Market Manipulation Muddies Election Outlook

Prediction markets can yield valuable insight into the dynamics of political campaigns, a conclusion we've drawn from years of intensive study and research. We've even proselytized about the value of these markets, extolling their ability to yield sharper insights than pundits or polls.

But prediction markets are far from perfect. The insights they yield can be muddied by market manipulation. Over recent weeks Barack Obama has opened a healthy lead in the presidential race. And Friday's debate clearly helped his chances — unless you were following along with the share prices on Intrade.com.

Focus group tickers shown on the major cable networks during the debate consistently put Sen. Obama above the line more often than John McCain. Instant polls by CBS and CNN also pointed to an Obama victory, as did subsequent polling by Gallup and Rasmussen. Daily tracking polls have also shifted toward the Illinois senator. Yet during Friday's debate, share prices on the Intrade market initially appeared to favor Sen. McCain. On closer inspection, however, this appears to reflect the influence of some unusual trading activity.

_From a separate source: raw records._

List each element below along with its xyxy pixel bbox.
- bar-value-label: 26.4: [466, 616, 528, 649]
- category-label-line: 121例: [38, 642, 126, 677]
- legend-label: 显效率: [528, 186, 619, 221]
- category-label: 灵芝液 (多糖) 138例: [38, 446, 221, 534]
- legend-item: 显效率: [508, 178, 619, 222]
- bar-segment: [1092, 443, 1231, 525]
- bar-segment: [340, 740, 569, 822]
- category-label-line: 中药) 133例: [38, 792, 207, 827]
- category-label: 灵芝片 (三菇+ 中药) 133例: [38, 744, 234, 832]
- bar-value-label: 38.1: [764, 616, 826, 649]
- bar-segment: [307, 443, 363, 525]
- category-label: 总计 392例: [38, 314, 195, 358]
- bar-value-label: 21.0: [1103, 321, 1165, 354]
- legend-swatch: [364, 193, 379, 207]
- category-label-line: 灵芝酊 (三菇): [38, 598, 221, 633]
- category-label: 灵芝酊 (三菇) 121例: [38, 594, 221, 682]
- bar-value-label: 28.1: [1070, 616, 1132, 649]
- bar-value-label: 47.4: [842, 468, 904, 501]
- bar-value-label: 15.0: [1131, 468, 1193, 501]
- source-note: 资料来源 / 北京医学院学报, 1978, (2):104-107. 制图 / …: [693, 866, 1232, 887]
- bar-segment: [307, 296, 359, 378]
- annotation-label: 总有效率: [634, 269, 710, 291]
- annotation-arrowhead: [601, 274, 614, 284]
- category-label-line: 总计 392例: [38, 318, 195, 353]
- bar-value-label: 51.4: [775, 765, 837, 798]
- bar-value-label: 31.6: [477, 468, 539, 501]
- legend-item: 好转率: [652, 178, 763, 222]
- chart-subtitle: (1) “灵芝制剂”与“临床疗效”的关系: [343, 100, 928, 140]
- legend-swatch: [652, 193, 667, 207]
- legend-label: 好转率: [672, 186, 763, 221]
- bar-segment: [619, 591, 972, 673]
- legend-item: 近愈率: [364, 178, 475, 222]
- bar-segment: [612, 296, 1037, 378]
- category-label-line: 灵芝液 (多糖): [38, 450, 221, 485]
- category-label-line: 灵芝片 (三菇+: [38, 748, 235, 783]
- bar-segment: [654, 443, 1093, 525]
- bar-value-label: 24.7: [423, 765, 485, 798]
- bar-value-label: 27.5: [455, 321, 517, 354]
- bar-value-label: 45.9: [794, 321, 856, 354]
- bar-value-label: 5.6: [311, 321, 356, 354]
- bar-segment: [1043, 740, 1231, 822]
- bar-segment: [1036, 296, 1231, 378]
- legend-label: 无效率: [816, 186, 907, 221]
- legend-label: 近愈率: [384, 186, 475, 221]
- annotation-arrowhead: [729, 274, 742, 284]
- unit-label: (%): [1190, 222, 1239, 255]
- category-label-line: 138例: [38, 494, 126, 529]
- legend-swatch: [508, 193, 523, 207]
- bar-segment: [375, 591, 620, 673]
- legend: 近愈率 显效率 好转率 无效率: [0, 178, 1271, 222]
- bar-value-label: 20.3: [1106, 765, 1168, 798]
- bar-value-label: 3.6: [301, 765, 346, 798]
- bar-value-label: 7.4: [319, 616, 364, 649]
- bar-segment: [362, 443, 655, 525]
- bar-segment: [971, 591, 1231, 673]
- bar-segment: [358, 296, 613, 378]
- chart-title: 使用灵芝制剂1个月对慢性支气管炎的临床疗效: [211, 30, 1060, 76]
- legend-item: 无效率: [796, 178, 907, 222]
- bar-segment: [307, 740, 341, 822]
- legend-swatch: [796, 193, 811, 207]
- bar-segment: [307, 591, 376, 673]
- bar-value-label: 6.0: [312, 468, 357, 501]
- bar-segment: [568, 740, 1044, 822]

By Sunday night the market had digested these unusual trades, and Sen. Obama was rated three percentage points more likely to win the White House than he was prior to the debate. He has gained an additional five percentage points since Monday afternoon's failed House vote on the Wall Street bailout bill. Over recent weeks we've observed a pattern of large orders for Sen. McCain on Intrade — home of the most-closely watched markets — executed at times when liquidity is particular scarce. These orders have caused markets to shift sharply, often against the broader political narrative.

The odd pattern has given market-watchers a hint that something was awry, a point recently emphasized by Nate Silver, the election analyst behind FiveThirtyEight.com. This unusual trend, which several academics have suggested reflects attempted manipulation, has not let up.